Cass Dale laughed scornfully.
“My gosh, if that isn’t a good one! I suppose you’d say a fox was a wild beast?”
“No, I shouldn’t,” said Mark, repressing an inclination to cry, so much mortified was he by Cass Dale’s contemptuous tone.
“All the same,” Cass went on. “It don’t do to play around with badgers. There was a chap over to Lanbaddern who was chased right across the Rose one evening by seven badgers. He was in a muck of sweat when he got home. But one old badger isn’t nothing.”
Mark had been counting on his adventure with the wild beast to justify his long absence should he be reproached by his mother on his return to the Vicarage. The way it had been disposed of by Cass Dale as an old badger made him wonder if after all it would be accepted as such a good excuse.
“I ought to be going home,” he said. “But I don’t think I remember the way.”
“To Passon Trehawke’s?”
Mark nodded.
“I’ll show ’ee,” Cass volunteered, and he led the way past the mouth of the stream to the track half way up the slope of the valley.
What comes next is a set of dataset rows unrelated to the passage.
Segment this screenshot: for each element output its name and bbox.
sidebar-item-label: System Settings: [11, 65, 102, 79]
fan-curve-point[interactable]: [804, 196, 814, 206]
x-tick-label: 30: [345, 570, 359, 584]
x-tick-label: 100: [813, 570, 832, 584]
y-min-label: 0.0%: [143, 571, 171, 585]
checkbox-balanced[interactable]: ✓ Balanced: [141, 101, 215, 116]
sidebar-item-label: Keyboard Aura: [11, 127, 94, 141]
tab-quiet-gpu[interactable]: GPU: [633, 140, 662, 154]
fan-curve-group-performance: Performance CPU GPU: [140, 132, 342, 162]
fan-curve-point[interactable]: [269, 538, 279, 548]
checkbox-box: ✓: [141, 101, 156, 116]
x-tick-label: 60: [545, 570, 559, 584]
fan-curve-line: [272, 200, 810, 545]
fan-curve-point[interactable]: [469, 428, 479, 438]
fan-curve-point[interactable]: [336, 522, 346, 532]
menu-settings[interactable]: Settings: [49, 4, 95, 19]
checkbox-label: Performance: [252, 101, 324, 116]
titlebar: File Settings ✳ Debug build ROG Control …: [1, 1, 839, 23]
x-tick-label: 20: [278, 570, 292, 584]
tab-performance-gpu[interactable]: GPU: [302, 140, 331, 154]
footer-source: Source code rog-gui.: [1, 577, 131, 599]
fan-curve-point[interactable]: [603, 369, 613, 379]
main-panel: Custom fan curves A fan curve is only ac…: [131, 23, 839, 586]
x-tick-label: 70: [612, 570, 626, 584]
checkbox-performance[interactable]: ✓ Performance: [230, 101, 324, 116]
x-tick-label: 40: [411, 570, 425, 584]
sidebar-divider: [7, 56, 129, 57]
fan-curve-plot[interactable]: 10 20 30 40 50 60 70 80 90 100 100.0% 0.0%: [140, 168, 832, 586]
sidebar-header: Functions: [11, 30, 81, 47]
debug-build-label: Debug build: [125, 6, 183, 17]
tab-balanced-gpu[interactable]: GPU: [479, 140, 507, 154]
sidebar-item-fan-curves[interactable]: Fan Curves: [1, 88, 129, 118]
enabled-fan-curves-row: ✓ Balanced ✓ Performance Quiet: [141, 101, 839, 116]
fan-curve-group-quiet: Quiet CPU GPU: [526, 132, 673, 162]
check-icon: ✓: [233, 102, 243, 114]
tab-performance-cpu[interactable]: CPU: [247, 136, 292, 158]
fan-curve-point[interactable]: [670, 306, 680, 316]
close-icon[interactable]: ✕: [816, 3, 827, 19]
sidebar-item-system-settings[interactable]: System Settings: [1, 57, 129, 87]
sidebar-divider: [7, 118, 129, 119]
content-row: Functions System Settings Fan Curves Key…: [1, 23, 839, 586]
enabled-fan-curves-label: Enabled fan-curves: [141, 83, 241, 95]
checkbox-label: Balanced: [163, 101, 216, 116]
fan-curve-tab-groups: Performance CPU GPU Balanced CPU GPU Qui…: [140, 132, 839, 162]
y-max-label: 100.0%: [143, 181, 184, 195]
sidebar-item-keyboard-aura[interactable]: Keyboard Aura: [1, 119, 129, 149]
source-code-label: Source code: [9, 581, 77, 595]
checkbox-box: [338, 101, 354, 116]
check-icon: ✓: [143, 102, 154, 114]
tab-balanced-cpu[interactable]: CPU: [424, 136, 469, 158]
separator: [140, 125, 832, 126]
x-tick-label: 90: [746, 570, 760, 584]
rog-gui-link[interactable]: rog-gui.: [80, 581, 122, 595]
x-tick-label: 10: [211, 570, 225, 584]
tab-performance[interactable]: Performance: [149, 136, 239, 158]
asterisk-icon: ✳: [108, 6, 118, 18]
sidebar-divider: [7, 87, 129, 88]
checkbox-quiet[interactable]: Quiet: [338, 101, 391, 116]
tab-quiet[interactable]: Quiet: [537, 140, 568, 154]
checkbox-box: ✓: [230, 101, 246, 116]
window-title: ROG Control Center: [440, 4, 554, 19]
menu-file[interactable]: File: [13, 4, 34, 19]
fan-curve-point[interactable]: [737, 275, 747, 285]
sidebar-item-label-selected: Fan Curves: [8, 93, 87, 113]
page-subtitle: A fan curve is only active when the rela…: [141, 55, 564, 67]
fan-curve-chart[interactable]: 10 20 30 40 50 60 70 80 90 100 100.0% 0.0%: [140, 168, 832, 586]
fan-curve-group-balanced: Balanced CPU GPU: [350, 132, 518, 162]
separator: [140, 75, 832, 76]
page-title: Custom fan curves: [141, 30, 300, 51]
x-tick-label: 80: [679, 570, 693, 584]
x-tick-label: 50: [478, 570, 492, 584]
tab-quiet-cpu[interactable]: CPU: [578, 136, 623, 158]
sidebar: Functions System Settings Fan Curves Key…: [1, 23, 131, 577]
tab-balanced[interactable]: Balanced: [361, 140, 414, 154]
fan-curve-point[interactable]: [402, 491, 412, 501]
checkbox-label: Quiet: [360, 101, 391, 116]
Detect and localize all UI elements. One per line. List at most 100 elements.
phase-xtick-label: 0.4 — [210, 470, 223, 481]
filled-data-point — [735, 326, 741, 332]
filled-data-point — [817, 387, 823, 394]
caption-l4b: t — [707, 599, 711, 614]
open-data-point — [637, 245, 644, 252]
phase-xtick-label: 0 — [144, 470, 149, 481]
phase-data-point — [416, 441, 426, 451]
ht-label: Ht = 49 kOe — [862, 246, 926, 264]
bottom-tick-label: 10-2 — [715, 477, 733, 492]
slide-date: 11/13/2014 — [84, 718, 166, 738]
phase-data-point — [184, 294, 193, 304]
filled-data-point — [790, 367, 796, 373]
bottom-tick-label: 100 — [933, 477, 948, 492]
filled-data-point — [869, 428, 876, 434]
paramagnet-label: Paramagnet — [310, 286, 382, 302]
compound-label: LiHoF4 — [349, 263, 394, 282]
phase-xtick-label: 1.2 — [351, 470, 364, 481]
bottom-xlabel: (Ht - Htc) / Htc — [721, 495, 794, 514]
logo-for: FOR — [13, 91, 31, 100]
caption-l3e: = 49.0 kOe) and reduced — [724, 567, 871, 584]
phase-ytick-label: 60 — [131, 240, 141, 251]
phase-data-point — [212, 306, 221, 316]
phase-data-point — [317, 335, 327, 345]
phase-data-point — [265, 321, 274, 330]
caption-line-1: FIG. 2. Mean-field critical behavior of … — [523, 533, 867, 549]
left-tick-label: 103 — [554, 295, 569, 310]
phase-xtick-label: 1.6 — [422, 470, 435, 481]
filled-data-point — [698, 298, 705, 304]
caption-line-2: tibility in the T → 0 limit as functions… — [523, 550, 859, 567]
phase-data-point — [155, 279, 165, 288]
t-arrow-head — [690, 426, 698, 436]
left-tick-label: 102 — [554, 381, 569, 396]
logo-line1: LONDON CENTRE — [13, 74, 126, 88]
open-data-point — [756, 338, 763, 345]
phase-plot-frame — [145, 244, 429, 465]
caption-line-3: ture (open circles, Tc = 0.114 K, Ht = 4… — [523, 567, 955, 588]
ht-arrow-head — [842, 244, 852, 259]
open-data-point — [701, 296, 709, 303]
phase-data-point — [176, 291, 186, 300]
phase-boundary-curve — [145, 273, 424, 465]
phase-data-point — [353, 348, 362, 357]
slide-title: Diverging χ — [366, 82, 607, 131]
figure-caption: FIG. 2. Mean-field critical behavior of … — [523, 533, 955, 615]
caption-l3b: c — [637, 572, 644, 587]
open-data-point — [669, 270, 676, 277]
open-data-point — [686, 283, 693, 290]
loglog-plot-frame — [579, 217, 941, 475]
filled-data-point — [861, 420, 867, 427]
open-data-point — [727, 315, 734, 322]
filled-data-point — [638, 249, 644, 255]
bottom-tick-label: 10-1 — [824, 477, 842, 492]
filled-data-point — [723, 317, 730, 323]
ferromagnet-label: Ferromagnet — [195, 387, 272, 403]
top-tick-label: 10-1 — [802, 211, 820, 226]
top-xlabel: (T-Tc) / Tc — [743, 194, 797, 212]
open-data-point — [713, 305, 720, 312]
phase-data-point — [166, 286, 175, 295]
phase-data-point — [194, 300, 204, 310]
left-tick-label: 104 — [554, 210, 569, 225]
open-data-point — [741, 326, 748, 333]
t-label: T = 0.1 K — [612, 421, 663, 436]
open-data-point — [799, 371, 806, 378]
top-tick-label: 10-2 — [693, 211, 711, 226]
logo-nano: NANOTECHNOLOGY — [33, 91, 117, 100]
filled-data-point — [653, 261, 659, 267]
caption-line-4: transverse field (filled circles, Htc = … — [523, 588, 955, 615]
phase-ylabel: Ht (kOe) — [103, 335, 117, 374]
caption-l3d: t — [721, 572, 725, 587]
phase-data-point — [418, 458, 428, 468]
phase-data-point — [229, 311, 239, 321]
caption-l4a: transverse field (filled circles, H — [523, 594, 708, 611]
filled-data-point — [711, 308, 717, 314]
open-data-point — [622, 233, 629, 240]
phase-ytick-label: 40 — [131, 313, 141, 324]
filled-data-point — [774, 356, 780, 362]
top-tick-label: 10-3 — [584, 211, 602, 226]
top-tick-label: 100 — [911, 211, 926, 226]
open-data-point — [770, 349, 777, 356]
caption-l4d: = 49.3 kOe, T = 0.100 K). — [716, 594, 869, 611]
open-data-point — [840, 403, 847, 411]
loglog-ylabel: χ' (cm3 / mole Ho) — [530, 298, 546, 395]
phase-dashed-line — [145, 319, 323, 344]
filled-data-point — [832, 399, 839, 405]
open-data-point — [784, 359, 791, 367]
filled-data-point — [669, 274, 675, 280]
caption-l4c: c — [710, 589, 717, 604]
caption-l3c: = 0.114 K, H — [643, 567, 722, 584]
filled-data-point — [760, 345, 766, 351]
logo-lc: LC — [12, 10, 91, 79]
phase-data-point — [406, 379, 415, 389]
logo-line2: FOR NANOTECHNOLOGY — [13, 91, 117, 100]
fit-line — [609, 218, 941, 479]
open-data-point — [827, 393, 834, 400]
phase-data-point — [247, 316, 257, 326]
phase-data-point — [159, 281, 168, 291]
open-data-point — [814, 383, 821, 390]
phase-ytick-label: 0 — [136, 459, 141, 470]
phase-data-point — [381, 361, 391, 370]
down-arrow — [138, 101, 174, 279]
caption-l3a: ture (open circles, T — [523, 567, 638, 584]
“Ever eat furze flowers?” asked Cass, offering Mark some that he had pulled off in passing. “Kind of nutty taste they’ve got, I reckon. I belong to eat them most days.”
Mark acquired the habit and agreed with Cass that the blossoms were delicious.
“Only you don’t want to go eating everything you see,” Cass warned him. “I reckon you’d better always ask me before you eat anything. But furze flowers is all right. I’ve eaten thousands. Next Friday’s Good Friday.”
“I know,” said Mark reverently.
“We belong to get limpets every Good Friday. Are you coming with me?”
“Won’t I be in church?” Mark inquired with memories of Good Friday in Lima Street.
“Yes, I suppose they’ll have some sort of a meeting down Church,” said Cass. “But you can come afterward. I’ll wait for ’ee in Dollar Cove. That’s the next cove to Church Cove on the other side of the Castle Cliff, and there’s some handsome cave there. Years ago my granfa knawed a chap who saw a mermaid combing out her hair in Dollar Cove. But there’s no mermaids been seen lately round these parts. My father says he reckons since they scat up the apple orchards and give over drinking cider they won’t see no more mermaids to Nancepean. Have you signed the pledge?”